Data Theft and Network Expansion
Once attackers gain access, they move beyond credential collection.
Researchers observed the use of stolen credentials for:
- Active Directory enumeration
- Kerberos validation
- SMB authentication
- VPN access
- File share discovery
- Data exfiltration
The operation follows a continuous feedback loop where each successful compromise generates additional credentials and authentication artifacts that can be used to compromise other systems.
Security Recommendations
Organizations using FortiGate devices and other exposed remote access technologies should take immediate steps to reduce risk, including:
Rotate Credentials
Change passwords for administrative, VPN, and domain accounts that may have been exposed.
Enable MFA
Deploy multi-factor authentication across all remote access services and administrative accounts.
Review VPN Activity
Audit SSL-VPN logins for unusual access patterns or unauthorized sessions.
Monitor Active Directory
Investigate abnormal authentication attempts, privilege escalation, and lateral movement activity.
Inspect File Access Logs
Look for large-scale file reads, SMB share enumeration, and suspicious data transfers.

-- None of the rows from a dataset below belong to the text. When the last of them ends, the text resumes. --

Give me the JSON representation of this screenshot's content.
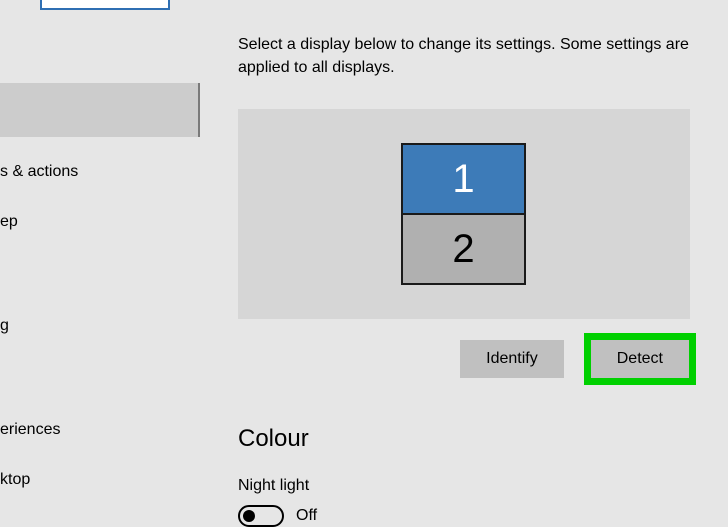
{
  "sidebar": {
    "items": [
      {
        "label": "s & actions"
      },
      {
        "label": "ep"
      },
      {
        "label": "g"
      },
      {
        "label": "eriences"
      },
      {
        "label": "ktop"
      }
    ]
  },
  "main": {
    "description": "Select a display below to change its settings. Some settings are applied to all displays.",
    "displays": {
      "d1": "1",
      "d2": "2"
    },
    "buttons": {
      "identify": "Identify",
      "detect": "Detect"
    },
    "colour": {
      "heading": "Colour",
      "night_light_label": "Night light",
      "night_light_state": "Off"
    }
  }
}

Audit Configuration Exports
Review whether firewall configurations have been exported or accessed unexpectedly.
Conclusion
FortiBleed demonstrates how compromised perimeter devices can quickly become gateways to enterprise-wide network exposure. Rather than relying on sophisticated zero-day exploits, the attackers have built an industrialized credential-harvesting pipeline that combines automation, password cracking, passive monitoring, and access resale strategies.
The campaign serves as a reminder that strong passwords, multi-factor authentication, and continuous monitoring remain critical defenses against large-scale credential-based attacks. As threat actors continue refining automated access-brokerage operations, organizations must prioritize securing internet-facing infrastructure before stolen credentials become the entry point to larger breaches.